I shook those thoughts away as we arrived at the ice cream shop. We’d been coming here since he proposed all those years ago, but it had been a while. I wondered if his coming back here was to help solidify our refound connection.
As we waited in line, I looked around the place. It hadn’t changed much. Only new flavors were different.
“I’d marry you again in an instant,” Brayden whispered to me.
I looked up at him, feeling all the love I had when he asked me to marry him. “Me too.”
I felt uneasy as Brayden ordered our ice cream cones. We’d been dating on the downlow so as not to get fired for nearly a year. In fact, his one-year work anniversary had been earlier in the week. But something was bothering him or making him nervous, and I had a fear that he was done with me. Why else bring me to an ice cream shop in the middle of the day near our one-year anniversary, when we could have been hiking or planning a night on the town and a longer night of sex?
We sat at an outside table with a view of Puget Sound.
“Nice day.”
Inwardly I groaned. If he was about to dump me, just get on with it. Small talk was only making it worse.
“Yes.”
“Look over there.” He pointed across the Sound. “What’s that?”
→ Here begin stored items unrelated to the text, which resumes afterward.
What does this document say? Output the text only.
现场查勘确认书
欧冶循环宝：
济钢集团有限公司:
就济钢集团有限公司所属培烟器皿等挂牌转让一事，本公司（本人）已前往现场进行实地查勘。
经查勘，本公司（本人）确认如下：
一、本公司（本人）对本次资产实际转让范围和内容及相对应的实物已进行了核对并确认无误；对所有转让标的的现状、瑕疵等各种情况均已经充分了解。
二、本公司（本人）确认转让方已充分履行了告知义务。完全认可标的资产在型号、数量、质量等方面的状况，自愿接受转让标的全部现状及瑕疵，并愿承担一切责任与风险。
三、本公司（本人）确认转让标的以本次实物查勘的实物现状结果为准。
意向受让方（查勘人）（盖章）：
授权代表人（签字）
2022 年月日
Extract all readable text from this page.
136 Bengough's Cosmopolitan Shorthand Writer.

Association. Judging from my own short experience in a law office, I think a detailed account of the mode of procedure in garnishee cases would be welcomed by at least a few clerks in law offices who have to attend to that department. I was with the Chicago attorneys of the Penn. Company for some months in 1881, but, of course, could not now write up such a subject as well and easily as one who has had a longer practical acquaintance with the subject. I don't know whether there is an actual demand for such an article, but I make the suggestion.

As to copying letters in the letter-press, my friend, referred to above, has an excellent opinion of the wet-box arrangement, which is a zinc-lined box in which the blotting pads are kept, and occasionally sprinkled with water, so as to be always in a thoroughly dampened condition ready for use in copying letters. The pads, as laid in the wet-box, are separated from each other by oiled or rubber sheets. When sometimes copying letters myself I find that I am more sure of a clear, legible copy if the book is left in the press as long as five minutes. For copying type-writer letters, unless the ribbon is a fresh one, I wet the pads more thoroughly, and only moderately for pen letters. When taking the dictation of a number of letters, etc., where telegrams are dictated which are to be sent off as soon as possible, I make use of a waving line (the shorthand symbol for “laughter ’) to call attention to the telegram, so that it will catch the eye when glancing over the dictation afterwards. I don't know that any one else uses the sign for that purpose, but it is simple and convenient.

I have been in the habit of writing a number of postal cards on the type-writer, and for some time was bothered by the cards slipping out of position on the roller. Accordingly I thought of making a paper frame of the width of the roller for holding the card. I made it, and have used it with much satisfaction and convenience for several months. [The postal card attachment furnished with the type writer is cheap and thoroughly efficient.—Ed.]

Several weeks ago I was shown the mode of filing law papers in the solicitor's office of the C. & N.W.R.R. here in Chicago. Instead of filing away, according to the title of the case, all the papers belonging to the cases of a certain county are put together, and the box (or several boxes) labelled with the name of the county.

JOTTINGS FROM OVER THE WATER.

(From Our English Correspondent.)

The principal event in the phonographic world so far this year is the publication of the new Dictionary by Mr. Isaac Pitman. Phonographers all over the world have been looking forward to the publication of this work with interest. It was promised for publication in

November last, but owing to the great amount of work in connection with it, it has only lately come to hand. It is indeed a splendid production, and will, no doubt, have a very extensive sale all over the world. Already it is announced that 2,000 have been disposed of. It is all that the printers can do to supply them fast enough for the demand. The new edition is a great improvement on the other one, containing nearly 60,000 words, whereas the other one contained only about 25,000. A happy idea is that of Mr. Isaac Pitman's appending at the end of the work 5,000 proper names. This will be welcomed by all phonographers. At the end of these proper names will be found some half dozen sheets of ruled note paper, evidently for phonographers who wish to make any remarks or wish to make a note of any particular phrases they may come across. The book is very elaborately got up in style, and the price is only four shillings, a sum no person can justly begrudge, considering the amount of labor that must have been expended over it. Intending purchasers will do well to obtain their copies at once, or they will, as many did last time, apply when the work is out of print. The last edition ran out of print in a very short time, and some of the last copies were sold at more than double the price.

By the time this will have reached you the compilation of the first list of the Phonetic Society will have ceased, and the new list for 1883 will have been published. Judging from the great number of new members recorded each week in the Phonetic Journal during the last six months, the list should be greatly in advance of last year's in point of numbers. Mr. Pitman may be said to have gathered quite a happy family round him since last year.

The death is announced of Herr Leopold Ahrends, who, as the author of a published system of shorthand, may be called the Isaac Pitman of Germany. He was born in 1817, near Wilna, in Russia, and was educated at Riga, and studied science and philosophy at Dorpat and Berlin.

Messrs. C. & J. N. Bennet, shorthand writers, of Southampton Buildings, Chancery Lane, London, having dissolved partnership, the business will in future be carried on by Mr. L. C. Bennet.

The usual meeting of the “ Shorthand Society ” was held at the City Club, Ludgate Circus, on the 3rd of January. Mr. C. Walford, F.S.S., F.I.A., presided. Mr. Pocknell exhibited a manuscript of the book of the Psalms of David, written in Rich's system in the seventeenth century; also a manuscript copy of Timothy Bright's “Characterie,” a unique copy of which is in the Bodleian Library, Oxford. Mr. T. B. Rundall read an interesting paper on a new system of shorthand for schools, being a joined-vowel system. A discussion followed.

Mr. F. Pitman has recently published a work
I turned to look where he was pointing. I didn’t see anything unusual. I looked closely in case an orca or something was swimming by.
“What?”
“Hmm…it’s gone.”
I looked at him, wondering what the heck was going on. I knew he had a difficult week. Lyle McClean, who’d been hired at the same time in a position just above Brayden, had once again messed things up for him. Six months ago, Brayden complained to me that Lyle had rejected an idea of his and then turned around and presented it as his own. He couldn’t prove it, but from that moment on, Brayden’s work habits changed. He worked more evenings at home and kept his ideas closer to the vest, which ended up earning him lower marks for being a team player from Lyle.
Maybe he was going to chuck it all in; the job, me, and go somewhere else.
“How’s your ice cream?” he asked.
Trying not to cry as I waited for him to break up with me,
I looked down at my cone. I frowned when I saw something on top of it. I stared at it for a long moment before I could process what it was.
A diamond ring.
I jerked my attention to him. He shifted in his chair, looking uncomfortable.
“I love you, Terra. Marry me.”
I gaped. How had I totally misread him?
He gave me a sheepish smile. “Your silence is killing me.”
There was one reason to say no and that was because we were already breaking work policy by dating. But there were so many reasons to say yes, the foremost of which was that I was totally, irrevocably, in love with him.
“Yes.”
He let out a breath. “You scared me.”
I plucked the ring from the ice cream and wiped it clean. He took it from me and put it on my finger. I pulled him to me for a kiss because I just had to tell him I loved him, but the words were too difficult to form with all the emotions running through me.
When we pulled apart, he gave me a lopsided smile. “It’s a done deal now. No getting out of it.”
“I don’t want out of it,” I managed.
“You might change your mind when I tell you that I’ve put in my notice at work.”